In consonance with standardization goals set by the National Glycohemoglobin Standardization Program, CAP and other PT/EQA programs initiated accuracy-based surveys which require labs to measure samples tied to reference method determinations of the true value, within ever-tightening performance goals. This has had the intended effect, according to Armbruster. “The CAP program has data demonstrating that performance has vastly improved over the years. A few years ago the passing score for HbA1c was the target value plus or minus 15 percent and over the years, it’s decreased until as of last year, when it was down to plus or minus seven percent.”

Armbruster emphasized that the move towards accuracy-based PT/EQA is even more relevant today with widespread adoption of electronic health records. “Comparability of results is a key issue in this day and age with electronic health records. This is a great idea, that in an electronic file you can capture a patient’s medical history, which of course includes laboratory data. The problem is, if more than one lab is testing samples from a patient and the results they produce are not comparable, the physician will have a hard time interpreting those results in the electronic health record if they’re inconsistent or don’t reflect an actual clinical change in a patient’s condition,” he observed.

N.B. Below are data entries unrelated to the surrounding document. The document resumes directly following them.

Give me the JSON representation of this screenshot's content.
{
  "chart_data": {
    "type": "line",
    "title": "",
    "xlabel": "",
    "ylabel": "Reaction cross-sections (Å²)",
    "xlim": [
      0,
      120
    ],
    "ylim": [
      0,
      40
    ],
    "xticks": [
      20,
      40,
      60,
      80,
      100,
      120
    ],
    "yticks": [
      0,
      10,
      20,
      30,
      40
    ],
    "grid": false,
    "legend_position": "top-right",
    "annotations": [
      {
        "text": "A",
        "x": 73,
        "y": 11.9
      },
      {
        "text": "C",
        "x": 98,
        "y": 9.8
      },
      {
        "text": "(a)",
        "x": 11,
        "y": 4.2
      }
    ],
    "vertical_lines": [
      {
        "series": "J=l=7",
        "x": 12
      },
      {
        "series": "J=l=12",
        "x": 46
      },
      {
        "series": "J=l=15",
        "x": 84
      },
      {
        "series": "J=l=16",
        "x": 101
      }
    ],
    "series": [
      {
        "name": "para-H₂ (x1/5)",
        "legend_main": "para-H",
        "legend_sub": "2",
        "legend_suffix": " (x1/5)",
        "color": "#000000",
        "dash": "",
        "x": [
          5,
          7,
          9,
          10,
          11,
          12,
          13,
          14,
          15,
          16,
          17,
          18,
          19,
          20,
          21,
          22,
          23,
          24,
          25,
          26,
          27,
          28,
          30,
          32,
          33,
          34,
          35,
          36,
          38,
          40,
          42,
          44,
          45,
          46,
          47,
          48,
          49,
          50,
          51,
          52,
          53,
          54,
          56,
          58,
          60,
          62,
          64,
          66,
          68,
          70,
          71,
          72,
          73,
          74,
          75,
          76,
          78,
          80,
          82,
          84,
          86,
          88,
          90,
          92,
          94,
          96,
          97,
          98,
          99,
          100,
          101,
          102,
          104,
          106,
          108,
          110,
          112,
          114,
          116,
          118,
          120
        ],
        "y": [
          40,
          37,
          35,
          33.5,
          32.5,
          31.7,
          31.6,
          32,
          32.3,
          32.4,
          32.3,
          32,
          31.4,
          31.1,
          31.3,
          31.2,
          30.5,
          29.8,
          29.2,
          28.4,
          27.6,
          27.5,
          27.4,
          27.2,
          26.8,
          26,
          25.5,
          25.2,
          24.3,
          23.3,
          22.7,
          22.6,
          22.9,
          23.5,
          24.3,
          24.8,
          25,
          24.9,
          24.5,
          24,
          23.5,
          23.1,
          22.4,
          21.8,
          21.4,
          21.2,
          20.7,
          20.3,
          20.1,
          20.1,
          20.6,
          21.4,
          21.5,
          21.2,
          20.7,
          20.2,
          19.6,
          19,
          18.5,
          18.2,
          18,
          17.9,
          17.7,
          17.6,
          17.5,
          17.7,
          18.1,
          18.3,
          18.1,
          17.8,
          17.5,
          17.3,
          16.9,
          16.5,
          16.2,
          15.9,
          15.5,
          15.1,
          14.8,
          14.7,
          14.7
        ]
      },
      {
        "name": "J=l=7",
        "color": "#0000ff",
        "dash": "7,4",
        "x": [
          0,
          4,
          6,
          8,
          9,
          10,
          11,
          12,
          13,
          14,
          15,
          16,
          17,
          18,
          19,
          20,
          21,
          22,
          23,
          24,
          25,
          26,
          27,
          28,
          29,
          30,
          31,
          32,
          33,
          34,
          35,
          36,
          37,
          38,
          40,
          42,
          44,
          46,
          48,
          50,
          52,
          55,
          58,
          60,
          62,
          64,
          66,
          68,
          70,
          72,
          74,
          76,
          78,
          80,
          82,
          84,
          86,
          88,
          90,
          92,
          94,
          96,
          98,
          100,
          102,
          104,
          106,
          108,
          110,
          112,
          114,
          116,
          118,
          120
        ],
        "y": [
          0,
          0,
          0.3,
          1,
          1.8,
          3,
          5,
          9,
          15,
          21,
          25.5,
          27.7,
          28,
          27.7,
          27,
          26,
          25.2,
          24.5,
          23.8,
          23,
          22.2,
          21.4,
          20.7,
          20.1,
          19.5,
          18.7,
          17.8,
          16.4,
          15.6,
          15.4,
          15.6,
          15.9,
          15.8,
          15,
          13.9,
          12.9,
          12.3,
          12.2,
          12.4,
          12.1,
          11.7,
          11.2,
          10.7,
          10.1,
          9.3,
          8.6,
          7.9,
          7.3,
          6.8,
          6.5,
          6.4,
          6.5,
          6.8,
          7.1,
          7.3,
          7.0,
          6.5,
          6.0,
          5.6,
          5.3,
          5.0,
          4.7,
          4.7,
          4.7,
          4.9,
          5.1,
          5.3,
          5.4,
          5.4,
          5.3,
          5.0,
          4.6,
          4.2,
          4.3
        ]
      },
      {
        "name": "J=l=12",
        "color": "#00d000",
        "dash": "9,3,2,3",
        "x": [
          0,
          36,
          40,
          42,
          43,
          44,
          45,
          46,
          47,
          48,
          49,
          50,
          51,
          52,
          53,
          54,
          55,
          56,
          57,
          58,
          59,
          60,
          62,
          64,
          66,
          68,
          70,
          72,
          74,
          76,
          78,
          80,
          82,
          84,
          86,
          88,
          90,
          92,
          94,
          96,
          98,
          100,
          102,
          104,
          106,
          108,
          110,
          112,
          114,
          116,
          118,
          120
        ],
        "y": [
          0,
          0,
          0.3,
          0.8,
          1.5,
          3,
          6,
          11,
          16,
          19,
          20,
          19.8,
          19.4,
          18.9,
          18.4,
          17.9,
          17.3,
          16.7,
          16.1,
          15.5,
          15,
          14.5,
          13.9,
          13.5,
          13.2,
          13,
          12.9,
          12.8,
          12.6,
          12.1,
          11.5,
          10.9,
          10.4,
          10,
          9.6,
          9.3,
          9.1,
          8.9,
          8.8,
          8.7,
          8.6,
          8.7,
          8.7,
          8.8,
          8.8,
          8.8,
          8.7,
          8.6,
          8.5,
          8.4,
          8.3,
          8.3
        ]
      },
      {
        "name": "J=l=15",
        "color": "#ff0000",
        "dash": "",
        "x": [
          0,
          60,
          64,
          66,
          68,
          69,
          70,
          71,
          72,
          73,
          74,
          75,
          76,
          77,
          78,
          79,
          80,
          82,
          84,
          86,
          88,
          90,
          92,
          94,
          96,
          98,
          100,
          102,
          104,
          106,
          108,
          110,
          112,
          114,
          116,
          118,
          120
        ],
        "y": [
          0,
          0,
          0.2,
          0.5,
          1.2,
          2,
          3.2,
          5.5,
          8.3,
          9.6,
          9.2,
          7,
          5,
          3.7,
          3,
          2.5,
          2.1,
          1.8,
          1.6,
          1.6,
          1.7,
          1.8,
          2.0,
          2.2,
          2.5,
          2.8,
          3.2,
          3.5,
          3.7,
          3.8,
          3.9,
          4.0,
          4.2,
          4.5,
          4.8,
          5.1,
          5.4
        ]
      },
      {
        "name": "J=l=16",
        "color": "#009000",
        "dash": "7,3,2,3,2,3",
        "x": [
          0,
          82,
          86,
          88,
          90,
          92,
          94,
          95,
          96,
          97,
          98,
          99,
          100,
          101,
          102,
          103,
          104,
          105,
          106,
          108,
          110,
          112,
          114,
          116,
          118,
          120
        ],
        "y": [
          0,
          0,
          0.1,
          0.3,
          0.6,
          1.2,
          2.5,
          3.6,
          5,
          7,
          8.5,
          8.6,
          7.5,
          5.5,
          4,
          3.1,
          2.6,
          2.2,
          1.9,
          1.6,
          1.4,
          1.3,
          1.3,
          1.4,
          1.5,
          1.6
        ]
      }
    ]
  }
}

Labs interested in going beyond the basics of PT/EQA should carefully consider the surveys they enroll in, Armbruster advised. “Laboratories have the chance to pick and choose from many different offerings from the QA/PT providers and can customize their choices so they can make a conscious decision about whether they want to check-off a regulatory requirement or whether they really want to challenge themselves with the idea of improving their performance and guaranteeing that they’re doing the best job they can for their patients.” Attendees at today’s symposium will surely come away with plenty of food for thought in that decision process.